The Year In Review: SEC Enforcement Actions Against Investment Advisers
Thursday, December 8, 2016

The Securities and Exchange Commission’s enforcement program is highly focused on investment advisers for an obvious reason: they manage more than $67 trillion in assets for approximately 30 million clients.[1] In addition, because the SEC examines a far smaller percentage of investment advisers than broker-dealers, and there is no self-regulatory organization, like the Financial Industry Regulatory Authority, that also regulates investment advisers, enforcement plays a prominent role in sending a message to the investment management industry about the areas of concern to the Commission.

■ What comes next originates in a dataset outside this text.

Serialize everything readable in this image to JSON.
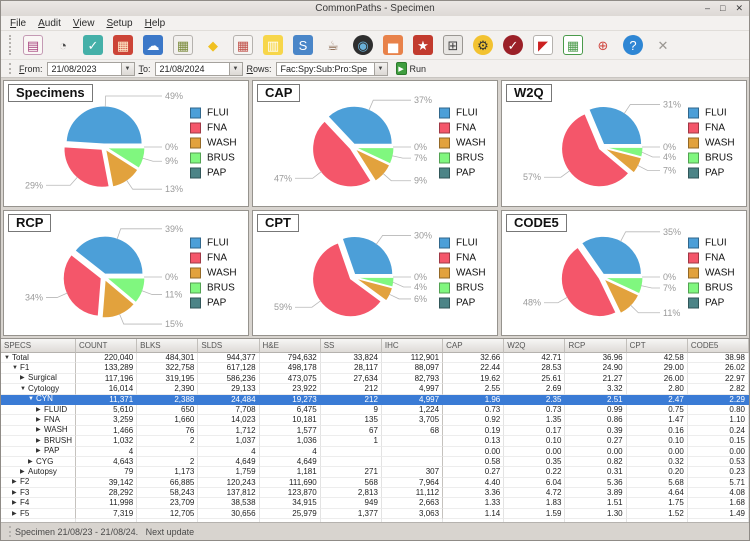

In recent years, it has not been unusual for the SEC to bring more than a hundred cases against investment advisers in a single year.[2] In the SEC’s most recent fiscal year, which ended on September 30, 2016, almost one in every five enforcement actions was against an investment adviser. An entire unit in the SEC’s Division of Enforcement is focused on bringing cases against investment advisers; advisers are subject to routine and for-cause examinations by the SEC examination staff; and the Commission now has access to voluminous data regarding their activities and sophisticated technology to analyze that data. Moreover, because investment advisers are fiduciaries, the standards for establishing liability are modest: in an SEC enforcement action, intentional, knowing or reckless misconduct is not usually necessary to prove a violation of the Investment Advisers Act. 

We discuss the Commission’s 2016 enforcement actions against investment advisers under the categories listed below, which are similar but not identical to the categories we used in articles reviewing the Commission’s enforcement programs in 2014 and 2015:[3]

  1. Conflicts of Interest

  2. Fees and Allocations of Expenses

  3. Trade Allocations

  4. Best Execution

  5. Principal Trades and Agency Cross Trades

  6. Insider Trading 

  7. Valuation of Securities

  8. Disclosures Related to Performance, Assets under Management, and the Adviser’s Background

  9. Failure to Disclose Changes in Investment Strategy

  10. Disclosures to the SEC and to Issuers Rather than to Clients

  11. Failure to Register as an Investment Adviser or Broker-Dealer

  12. Misappropriation 

  13. Custody Violations

  14. Safeguarding Client Information

  15. Business Continuity

  16. Foreign Corrupt Practices Act Violations

  17. Firm Procedures and Individual Supervision

At the end of each section, we provide one or more key “takeaways.”  After the section on procedures and supervision, we include a checklist of questions that advisers may wish to ask about their own practices in light of these actions.  Finally, we conclude with a few brief observations about the enforcement program and an educated guess about the program under a new administration.


[1] See Investment Advisers Act Release No. 4439 at 5 (June 28, 2016).

[2] For the Commission’s fiscal year ended September 30, 2016, it brought 160 actions involving investment advisers or investment companies, including 98 independent or standalone actions involving investment advisers or investment companies. See SEC Press Release, “SEC Announces Enforcement Results for FY 2016,” (Oct. 11, 2016). These were the most enforcement cases brought against investment advisers in a single year.

[3] See Jon Eisenberg, “8 Types of SEC Investment Adviser Actions in 2015,” Law360 (Jan. 5, 2016); “8 More Types of SEC Investment Adviser Actions in 2015,” Law360 (Jan. 6, 2016); “2014 SEC and FINRA Enforcement Actions Against Broker-Dealers and Investment Advisers,” Harvard Law School Forum on Corporate Governance and Financial Regulation,” (Dec. 24, 2014).